Duration: 1.5 hours.
Duration: 1.5 hours.
Transport/Parking: Stagecoach buses run through Pitcaple on the A96. This would add almost 5 km to the walk (there and back). Check timetables. There are a small number of parking spaces at the roadside, at the start/end point.
Length: 5.61 km / 3.49 mi
Height Gain: 96 meter. Height Loss: 96 meter.
Max Height: 127 meter. Min Height: 96 meter.
Surface: Moderate. A mix of tarred minor road and good grassy tracks. Not suitable for off-road mobility scooters due to kissing gates.
Child Friendly: Yes, if children are used to walks of this distance.
Dog Friendly: Yes. On lead on public roads and near farm animals.
Refreshments: The Buzzard Cafe at the Pitscurry Project is nearby. Also, the Old Post Office cafe at Chapel of Garioch. Otherwise, options in Inverurie.

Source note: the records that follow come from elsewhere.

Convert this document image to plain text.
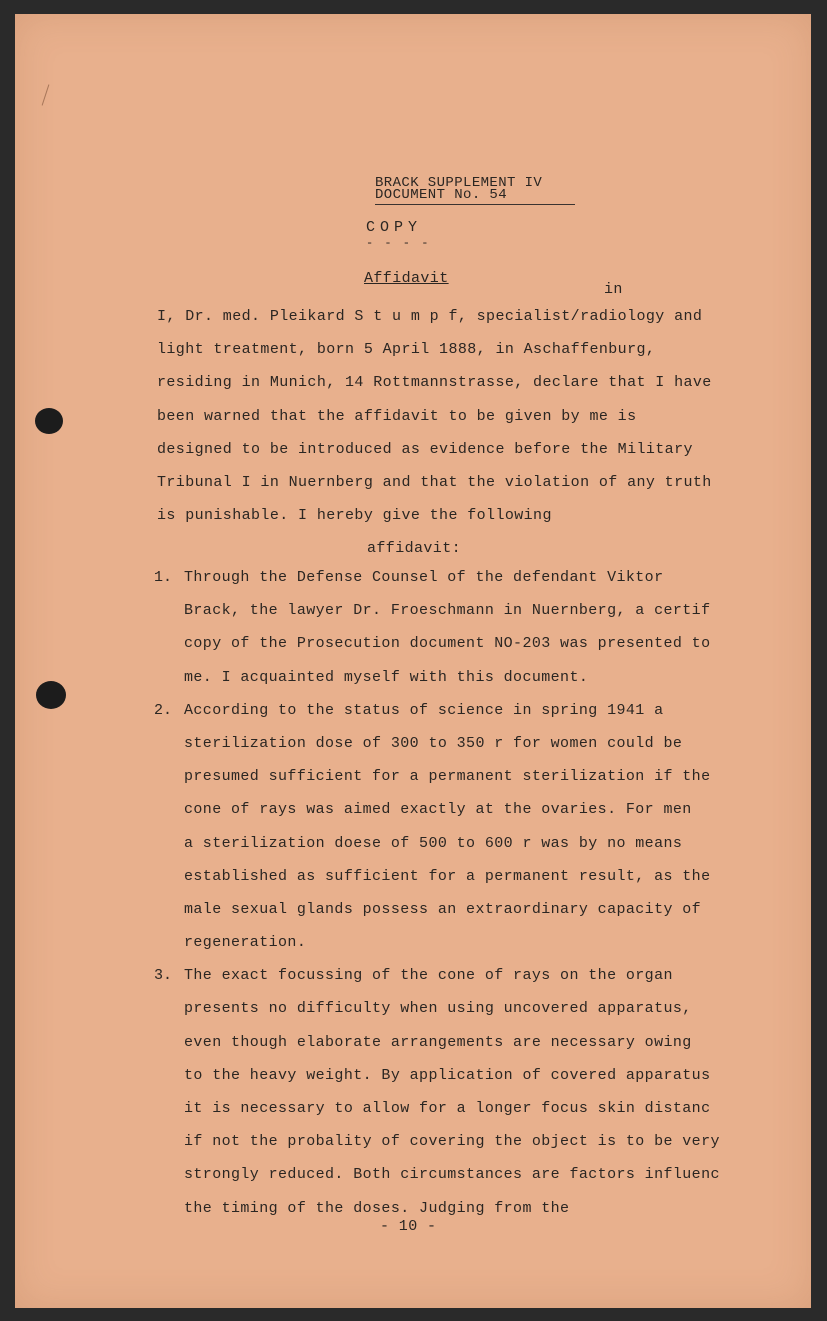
BRACK SUPPLEMENT IV
DOCUMENT No. 54
COPY
- - - -
Affidavit
in
I, Dr. med. Pleikard S t u m p f, specialist/radiology and
light treatment, born 5 April 1888, in Aschaffenburg,
residing in Munich, 14 Rottmannstrasse, declare that I have
been warned that the affidavit to be given by me is
designed to be introduced as evidence before the Military
Tribunal I in Nuernberg and that the violation of any truth
is punishable. I hereby give the following
affidavit:
1. Through the Defense Counsel of the defendant Viktor
Brack, the lawyer Dr. Froeschmann in Nuernberg, a certif
copy of the Prosecution document NO-203 was presented to
me. I acquainted myself with this document.
2. According to the status of science in spring 1941 a
sterilization dose of 300 to 350 r for women could be
presumed sufficient for a permanent sterilization if the
cone of rays was aimed exactly at the ovaries. For men
a sterilization doese of 500 to 600 r was by no means
established as sufficient for a permanent result, as the
male sexual glands possess an extraordinary capacity of
regeneration.
3. The exact focussing of the cone of rays on the organ
presents no difficulty when using uncovered apparatus,
even though elaborate arrangements are necessary owing
to the heavy weight. By application of covered apparatus
it is necessary to allow for a longer focus skin distanc
if not the probality of covering the object is to be very
strongly reduced. Both circumstances are factors influenc
the timing of the doses. Judging from the
- 10 -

This is a gentle little hike through mature pine woodlands and open farmland, with a short section along the banks of the River Ury. At various points on the route, the views of the north side of the Bennachie range are especially impressive. Along the way, there is some history to discover and speculate upon. The walk starts and ends at the Old Logie Graveyard, where the dominant feature is the Dalrymple Horn Elphinstone burial enclosure. Built in 1798, in an open-roofed Gothic style, it is deemed to be one of the most attractive such family memorials in Scotland. The impressive western façade is dominated by a large pointed arch. Buried nearby in a low mound of vegetation are the remains of a medieval chapel dedicated to St. Mary. This old kirk was originally an appendage of Lindores Abbey but became disused when the parish of Logie Durno was united with Chapel of Garioch in 1599. On the first half of the walk, the route essentially goes around the perimeter areas of what must have been, at 145 acres, a huge Roman army camp, the largest found north of the Forth–Clyde. Unfortunately, nowadays there are no visible signs, on the surface, of the camp. There is speculation that this was the camp of Agricola at the time of the Mons Graupius battle with the indigenous Celts, under Calcagus, in AD 83. Certainly, the size of the projected camp site seems capable of containing the suggested 17,000 to 30,000 Roman troops in Agricola’s army. However, the site of the battle is uncertain, and may not have been in the Bennachie area. Moving on to the banks of the River Ury, we come upon an intriguing trio of Class 1 Pictish symbol stones, arranged in a triangle and standing in an area of woodland, just a little west of Logie House (now an attractive wedding/events venue). The stones originally stood 1 km away on the Moor of Carden. They show typical Pictish symbols such as crescents, V-rods, Z-rods, double discs, and an elephant.